Make your hobbies pay, I always say.

Well, I’ve have to write that piece when I’m done here. Fine. So let’s have some links. But before that, a treat, if you can call the horrors about to be deployed a treat. One of my co-workers who took the buyout left me a 1973 Sears catalog, and it is astonishing. It’s the design version of the Necronomicon. Next year I’m going to put up a site that compares the 73 catalog with a 1930s Montgomery Ward catalog. But until then, share with me the nightmare:

 

If you were a checkers enthusiast who spent her spare time asking churches to reduce noise pollution by switching to bells made from felt, this might make sense.  Then there’s this:

 

Yes, it’s Veronica Hamel in the Bust-Crusher 9000. Simply adjust the malted milk balls until you achieve your level of discomfort. That is Veronica “Hill Street Blues” Hamel, incidentally; she was a Ford model. She appears several times in the first 20 pages of the catalog, which were the choice spots for modern models. Really. Susan Blakeley and Shelley Hack show up as well. Really. Shelley appeared in "Annie Hall," as you may recall; I wonder how many other Sears models showed up in Woody Allen movies. Aside from Olan Soule, of course.

That ad tells you all you need to know about the 70s: YKK Zippers were considered a fashion attribute.

Here’s a design touch we’ve managed to shake off: Flintstone-patterned bile-hued crapper blankets.

It wasn’t enough to swaddle the lid; they had to hide the tank and the tank cover as well. And the floor. Plus a special pad to soak up hubby’s ill-aimed stream.

More to come, as they said on the Carson show. Other links:

Careful long-time Bleat readers know I’m a big fan of Chris Ware. He’s created an animated sequence for the TV version of “This American Life,” and you can see it here. Of his many styles, this is my least favorite, but it’s still Ware, and I like it. I do not, however, listen to “This American Life.” I know I should. It’s smart and clever and quirky and reveals the vast broad breadth of our society, et cetera, but it bugs me. The host’s voice bugs me. The pacing really, really bugs me: one line of dialogue, some music, another line of dialogue, music, a nasally injection from the host, music, and so forth. They’d take nine hours to recite an e e cummings poem, and you’d get the sense that someone had spent an entire week auditioning music that sounded perfectly lower case. The format of the show freights everything with Extra Added Important Meaning, and this clip is a perfect example.
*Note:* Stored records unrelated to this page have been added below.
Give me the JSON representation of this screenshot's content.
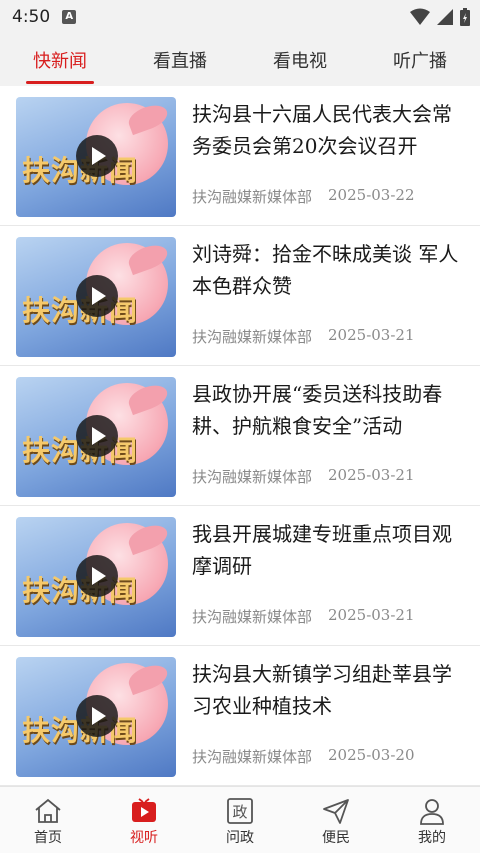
{
  "status_bar": {
    "time": "4:50",
    "badge": "A"
  },
  "top_tabs": [
    {
      "label": "快新闻",
      "active": true
    },
    {
      "label": "看直播",
      "active": false
    },
    {
      "label": "看电视",
      "active": false
    },
    {
      "label": "听广播",
      "active": false
    }
  ],
  "thumbnail_text": "扶沟新闻",
  "news": [
    {
      "title": "扶沟县十六届人民代表大会常务委员会第20次会议召开",
      "source": "扶沟融媒新媒体部",
      "date": "2025-03-22"
    },
    {
      "title": "刘诗舜：拾金不昧成美谈 军人本色群众赞",
      "source": "扶沟融媒新媒体部",
      "date": "2025-03-21"
    },
    {
      "title": "县政协开展“委员送科技助春耕、护航粮食安全”活动",
      "source": "扶沟融媒新媒体部",
      "date": "2025-03-21"
    },
    {
      "title": "我县开展城建专班重点项目观摩调研",
      "source": "扶沟融媒新媒体部",
      "date": "2025-03-21"
    },
    {
      "title": "扶沟县大新镇学习组赴莘县学习农业种植技术",
      "source": "扶沟融媒新媒体部",
      "date": "2025-03-20"
    }
  ],
  "bottom_nav": [
    {
      "label": "首页",
      "icon": "home-icon",
      "active": false
    },
    {
      "label": "视听",
      "icon": "video-play-icon",
      "active": true
    },
    {
      "label": "问政",
      "icon": "zheng-icon",
      "icon_char": "政",
      "active": false
    },
    {
      "label": "便民",
      "icon": "send-icon",
      "active": false
    },
    {
      "label": "我的",
      "icon": "user-icon",
      "active": false
    }
  ],
  "colors": {
    "accent": "#d81e1e",
    "meta_text": "#8a8a8a",
    "tab_bg": "#f2f2f2"
  }
}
First, I’ve no idea if the actual events really happened as the speaker describes. We have to take his word for it, I guess. Second: it’s a rather banal story. Write it out, remove the pauses and music and animation, and it’s not particularly interesting. It’s dinner-party conversation, and not even the sort of anecdote that holds the whole table spellbound; it’s what you say to the person next to you, if you’re getting along, and discussing the media, and you’ve both had a glass of wine, and both agree that TV has just changed everything, and isn’t that important, really? When you think about it? (Third, and this is really inside Ware-related baseball: the school teachers look like Rusty Brown and Chalky White. Which made me smile.)
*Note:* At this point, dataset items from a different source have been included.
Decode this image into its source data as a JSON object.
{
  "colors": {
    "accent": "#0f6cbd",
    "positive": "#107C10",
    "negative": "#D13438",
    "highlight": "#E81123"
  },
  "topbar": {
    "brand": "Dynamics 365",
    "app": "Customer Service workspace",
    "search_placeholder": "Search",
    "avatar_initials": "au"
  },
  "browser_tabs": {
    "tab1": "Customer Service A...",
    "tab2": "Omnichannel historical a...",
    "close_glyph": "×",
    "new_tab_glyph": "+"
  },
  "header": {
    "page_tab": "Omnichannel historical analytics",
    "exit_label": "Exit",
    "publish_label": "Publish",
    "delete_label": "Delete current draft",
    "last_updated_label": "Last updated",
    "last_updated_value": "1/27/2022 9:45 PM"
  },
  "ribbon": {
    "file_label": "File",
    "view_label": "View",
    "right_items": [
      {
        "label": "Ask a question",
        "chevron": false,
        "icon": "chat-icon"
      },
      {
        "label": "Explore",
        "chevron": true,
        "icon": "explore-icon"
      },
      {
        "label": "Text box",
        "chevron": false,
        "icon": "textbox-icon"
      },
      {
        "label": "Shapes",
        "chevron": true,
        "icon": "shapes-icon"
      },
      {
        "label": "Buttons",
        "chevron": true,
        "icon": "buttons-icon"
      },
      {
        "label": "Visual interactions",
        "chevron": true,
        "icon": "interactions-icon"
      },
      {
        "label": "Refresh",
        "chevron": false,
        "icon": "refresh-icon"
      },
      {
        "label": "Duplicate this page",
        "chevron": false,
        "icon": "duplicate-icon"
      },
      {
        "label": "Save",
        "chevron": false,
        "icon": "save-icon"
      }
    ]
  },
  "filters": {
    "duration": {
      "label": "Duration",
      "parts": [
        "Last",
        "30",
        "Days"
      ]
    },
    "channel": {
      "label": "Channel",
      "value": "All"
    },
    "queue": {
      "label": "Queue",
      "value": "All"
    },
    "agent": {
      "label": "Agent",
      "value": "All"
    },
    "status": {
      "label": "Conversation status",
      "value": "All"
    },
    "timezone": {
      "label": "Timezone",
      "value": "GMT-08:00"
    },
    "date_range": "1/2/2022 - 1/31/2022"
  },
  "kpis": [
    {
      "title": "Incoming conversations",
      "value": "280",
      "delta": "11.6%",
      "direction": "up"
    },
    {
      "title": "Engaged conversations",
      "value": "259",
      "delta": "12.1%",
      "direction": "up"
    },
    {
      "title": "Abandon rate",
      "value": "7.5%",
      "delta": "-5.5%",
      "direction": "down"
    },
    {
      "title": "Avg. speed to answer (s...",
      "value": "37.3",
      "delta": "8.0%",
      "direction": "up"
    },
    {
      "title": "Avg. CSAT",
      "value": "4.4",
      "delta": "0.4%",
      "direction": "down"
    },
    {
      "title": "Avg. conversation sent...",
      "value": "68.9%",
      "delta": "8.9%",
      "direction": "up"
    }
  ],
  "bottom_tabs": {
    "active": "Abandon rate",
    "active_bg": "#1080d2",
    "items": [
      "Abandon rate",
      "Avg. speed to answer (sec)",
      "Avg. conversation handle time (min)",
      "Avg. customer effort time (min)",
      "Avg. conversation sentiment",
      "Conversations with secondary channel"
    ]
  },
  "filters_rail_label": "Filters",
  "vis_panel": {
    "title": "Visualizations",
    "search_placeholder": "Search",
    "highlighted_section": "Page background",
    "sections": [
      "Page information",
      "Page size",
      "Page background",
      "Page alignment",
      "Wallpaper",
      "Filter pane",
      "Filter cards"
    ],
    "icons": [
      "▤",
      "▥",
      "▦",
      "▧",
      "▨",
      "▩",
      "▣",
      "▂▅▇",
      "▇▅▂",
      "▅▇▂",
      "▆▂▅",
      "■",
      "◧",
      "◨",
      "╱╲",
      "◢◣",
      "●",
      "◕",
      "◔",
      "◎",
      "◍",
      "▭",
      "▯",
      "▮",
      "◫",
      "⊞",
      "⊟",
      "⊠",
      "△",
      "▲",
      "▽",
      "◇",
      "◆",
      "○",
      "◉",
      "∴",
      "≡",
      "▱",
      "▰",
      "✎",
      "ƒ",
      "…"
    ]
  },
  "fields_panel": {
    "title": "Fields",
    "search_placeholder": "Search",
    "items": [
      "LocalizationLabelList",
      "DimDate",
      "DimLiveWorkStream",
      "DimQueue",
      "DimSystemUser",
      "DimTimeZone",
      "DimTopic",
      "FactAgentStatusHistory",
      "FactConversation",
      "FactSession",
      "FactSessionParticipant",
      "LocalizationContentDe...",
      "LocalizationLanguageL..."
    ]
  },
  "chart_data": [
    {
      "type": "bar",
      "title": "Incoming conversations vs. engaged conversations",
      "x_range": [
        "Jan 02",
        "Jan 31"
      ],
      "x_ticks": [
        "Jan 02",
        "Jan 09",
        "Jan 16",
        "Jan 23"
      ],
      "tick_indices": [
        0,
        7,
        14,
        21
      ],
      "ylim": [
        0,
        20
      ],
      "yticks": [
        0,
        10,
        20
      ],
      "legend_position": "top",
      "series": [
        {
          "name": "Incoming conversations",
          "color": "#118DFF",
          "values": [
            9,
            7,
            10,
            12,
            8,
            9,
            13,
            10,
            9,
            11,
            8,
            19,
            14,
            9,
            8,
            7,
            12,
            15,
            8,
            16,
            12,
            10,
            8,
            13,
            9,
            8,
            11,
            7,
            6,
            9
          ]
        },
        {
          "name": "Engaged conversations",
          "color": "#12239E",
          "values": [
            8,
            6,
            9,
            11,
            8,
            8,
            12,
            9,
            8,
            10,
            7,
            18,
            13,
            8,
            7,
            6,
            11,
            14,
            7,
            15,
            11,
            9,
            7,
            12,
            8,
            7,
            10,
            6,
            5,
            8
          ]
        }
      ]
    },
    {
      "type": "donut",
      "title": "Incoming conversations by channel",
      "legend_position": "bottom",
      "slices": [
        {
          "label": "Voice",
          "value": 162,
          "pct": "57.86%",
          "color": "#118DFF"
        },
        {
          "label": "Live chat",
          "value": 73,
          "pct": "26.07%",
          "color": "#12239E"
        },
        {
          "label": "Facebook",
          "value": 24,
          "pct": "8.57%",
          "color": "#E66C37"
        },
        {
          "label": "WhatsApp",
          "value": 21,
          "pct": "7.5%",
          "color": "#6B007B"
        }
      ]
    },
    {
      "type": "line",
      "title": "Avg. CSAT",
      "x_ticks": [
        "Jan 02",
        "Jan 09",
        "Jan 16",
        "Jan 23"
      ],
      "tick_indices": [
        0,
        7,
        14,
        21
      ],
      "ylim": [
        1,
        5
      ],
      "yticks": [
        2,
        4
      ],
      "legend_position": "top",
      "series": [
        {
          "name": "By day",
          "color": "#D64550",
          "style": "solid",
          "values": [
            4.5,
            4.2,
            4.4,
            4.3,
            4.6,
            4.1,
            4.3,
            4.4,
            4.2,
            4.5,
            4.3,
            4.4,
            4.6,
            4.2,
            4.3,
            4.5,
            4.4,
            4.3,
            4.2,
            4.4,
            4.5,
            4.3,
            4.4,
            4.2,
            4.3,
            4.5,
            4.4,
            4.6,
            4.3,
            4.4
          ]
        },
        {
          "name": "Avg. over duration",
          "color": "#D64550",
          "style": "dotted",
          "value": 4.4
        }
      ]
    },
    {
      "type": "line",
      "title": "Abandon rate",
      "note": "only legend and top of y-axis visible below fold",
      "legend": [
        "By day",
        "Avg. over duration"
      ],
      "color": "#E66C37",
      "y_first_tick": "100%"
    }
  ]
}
I’m sure there are many wonderful TAL shows and I know people who are smart & sensible and enjoy the show. Like my wife. But it annoys me – not for what it actually does, but for what it seems to think it’s doing. And yes, that’s more a reflection on me than the show.

Unless of course I’m right. I suspect I could intersperse a Curious George book with some Brazilian-accented Pat Metheny music, and come up with the perfect TAL piece, just like someone could parody the Bleat with Portentious Capitalization and the cheap easy overuse of underpunctuted sentences that rely on italics.
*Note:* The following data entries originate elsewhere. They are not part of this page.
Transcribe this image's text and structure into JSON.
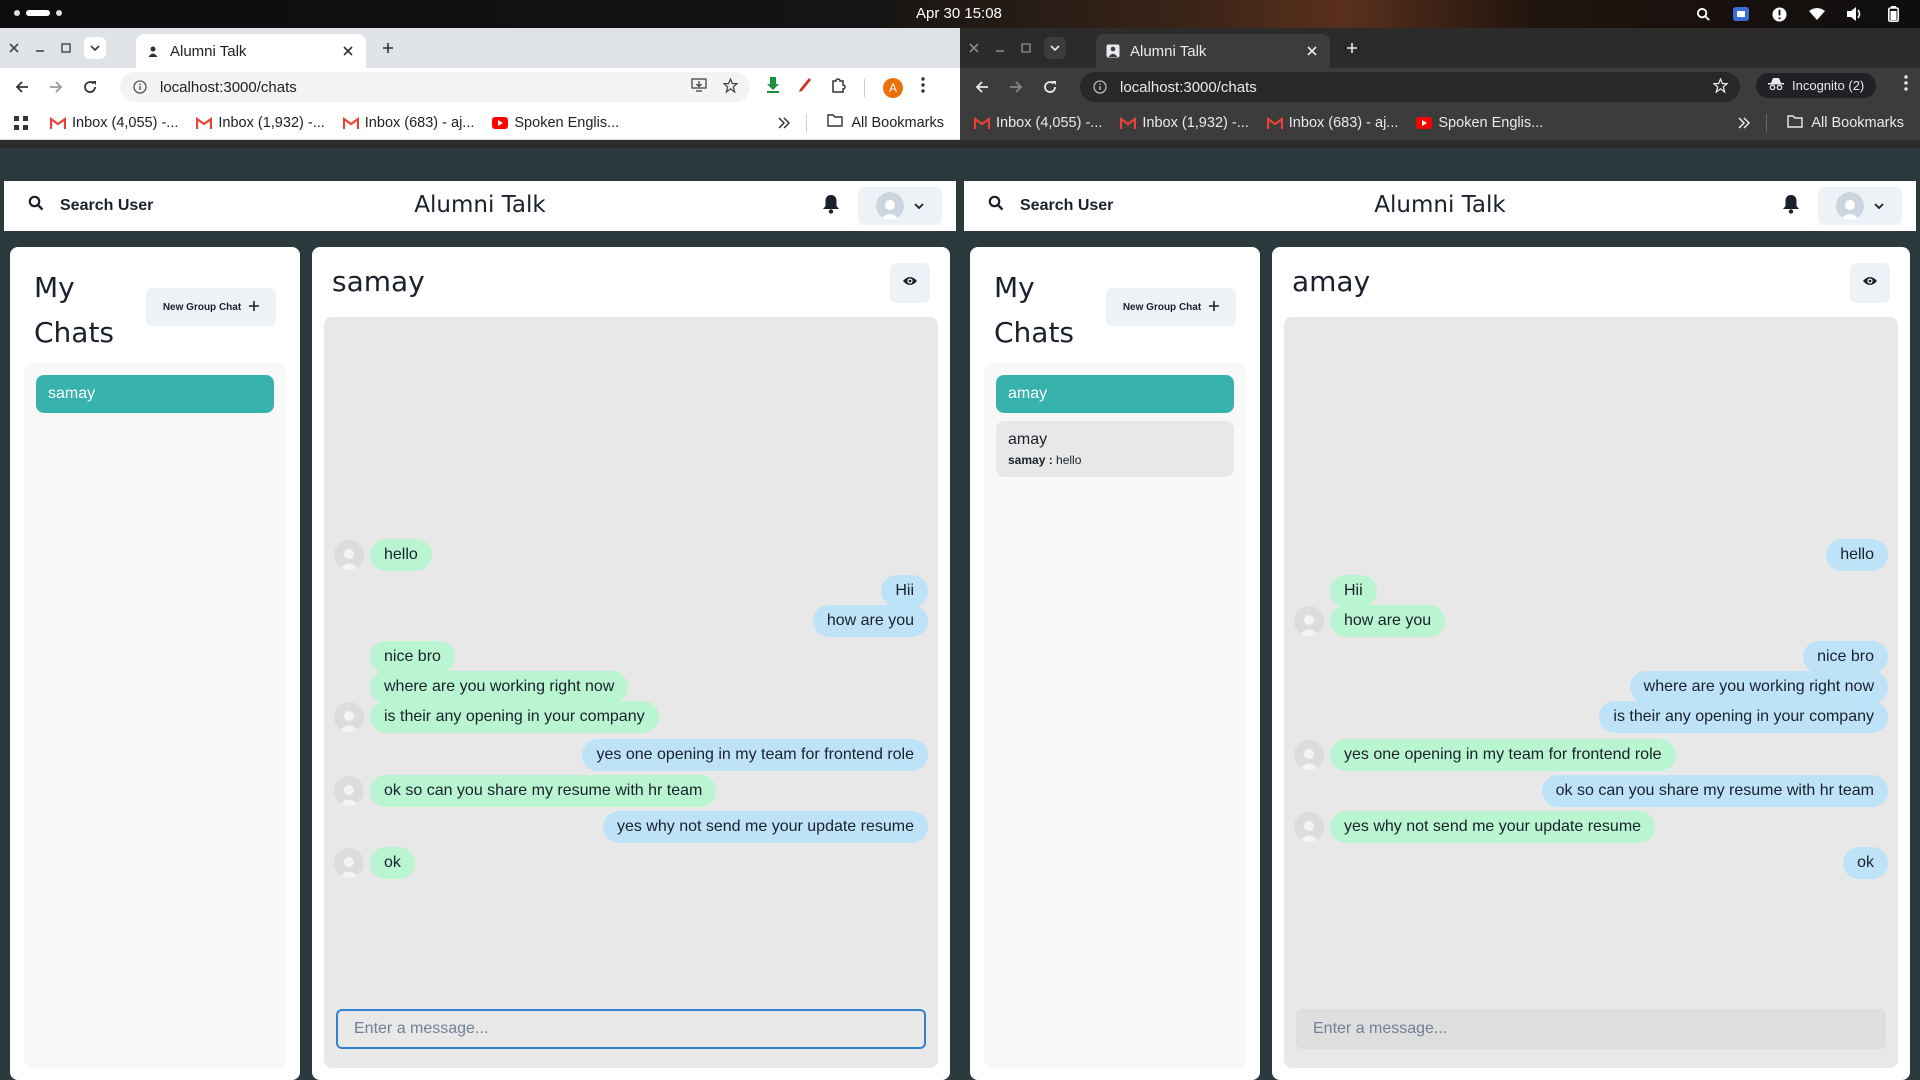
{
  "os": {
    "clock": "Apr 30  15:08",
    "tray_icons": [
      "search-icon",
      "network-app-icon",
      "info-icon",
      "wifi-icon",
      "volume-icon",
      "battery-icon"
    ]
  },
  "left_window": {
    "tab": {
      "title": "Alumni Talk"
    },
    "url": "localhost:3000/chats",
    "profile_initial": "A",
    "bookmarks": [
      "Inbox (4,055) -...",
      "Inbox (1,932) -...",
      "Inbox (683) - aj...",
      "Spoken Englis..."
    ],
    "all_bookmarks": "All Bookmarks",
    "app": {
      "search_label": "Search User",
      "title": "Alumni Talk",
      "my_chats_title": "My Chats",
      "new_group_label": "New Group Chat",
      "chats": [
        {
          "name": "samay",
          "active": true
        }
      ],
      "conversation": {
        "title": "samay",
        "input_placeholder": "Enter a message...",
        "messages": [
          {
            "text": "hello",
            "from": "other",
            "avatar": true
          },
          {
            "text": "Hii",
            "from": "self"
          },
          {
            "text": "how are you",
            "from": "self"
          },
          {
            "text": "nice bro",
            "from": "other",
            "avatar": false
          },
          {
            "text": "where are you working right now",
            "from": "other",
            "avatar": false
          },
          {
            "text": "is their any opening in your company",
            "from": "other",
            "avatar": true
          },
          {
            "text": "yes one opening in my team for frontend role",
            "from": "self"
          },
          {
            "text": "ok so can you share my resume with hr team",
            "from": "other",
            "avatar": true
          },
          {
            "text": "yes why not send me your update resume",
            "from": "self"
          },
          {
            "text": "ok",
            "from": "other",
            "avatar": true
          }
        ]
      }
    }
  },
  "right_window": {
    "tab": {
      "title": "Alumni Talk"
    },
    "url": "localhost:3000/chats",
    "incognito_label": "Incognito (2)",
    "bookmarks": [
      "Inbox (4,055) -...",
      "Inbox (1,932) -...",
      "Inbox (683) - aj...",
      "Spoken Englis..."
    ],
    "all_bookmarks": "All Bookmarks",
    "app": {
      "search_label": "Search User",
      "title": "Alumni Talk",
      "my_chats_title": "My Chats",
      "new_group_label": "New Group Chat",
      "chats": [
        {
          "name": "amay",
          "active": true
        },
        {
          "name": "amay",
          "active": false,
          "latest_sender": "samay :",
          "latest_text": "hello"
        }
      ],
      "conversation": {
        "title": "amay",
        "input_placeholder": "Enter a message...",
        "messages": [
          {
            "text": "hello",
            "from": "self"
          },
          {
            "text": "Hii",
            "from": "other",
            "avatar": false
          },
          {
            "text": "how are you",
            "from": "other",
            "avatar": true
          },
          {
            "text": "nice bro",
            "from": "self"
          },
          {
            "text": "where are you working right now",
            "from": "self"
          },
          {
            "text": "is their any opening in your company",
            "from": "self"
          },
          {
            "text": "yes one opening in my team for frontend role",
            "from": "other",
            "avatar": true
          },
          {
            "text": "ok so can you share my resume with hr team",
            "from": "self"
          },
          {
            "text": "yes why not send me your update resume",
            "from": "other",
            "avatar": true
          },
          {
            "text": "ok",
            "from": "self"
          }
        ]
      }
    }
  },
  "colors": {
    "accent_teal": "#38b2ac",
    "bubble_other": "#b9f5d0",
    "bubble_self": "#bee3f8",
    "page_bg": "#2d3a3d"
  }
}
I wish them all the success with their Showtime program, but I still prefer Penn & Teller’s Bulls***. (Side note: I agree with P & T’s take on most of the subjects they cover, but occasionally I don’t, and when I don’t, I really, really don’t. It’s not because I don’t agree with their reasoning; it’s because I don’t share their predicates, and I just think: well, I’ll pass. I mention this only because I know there are patrons of this site who don’t share some of my predicates, and I know exactly how you feel.)

And now, HELL.

GAAAAAHHHH! Live-action Mexican Simpsons! No! No! Please God NO!

 

Sorry about that, chief. New Quirk; new Money! Enjoy the splendors of Costa Rican lucre, and I'll see you tomorrow.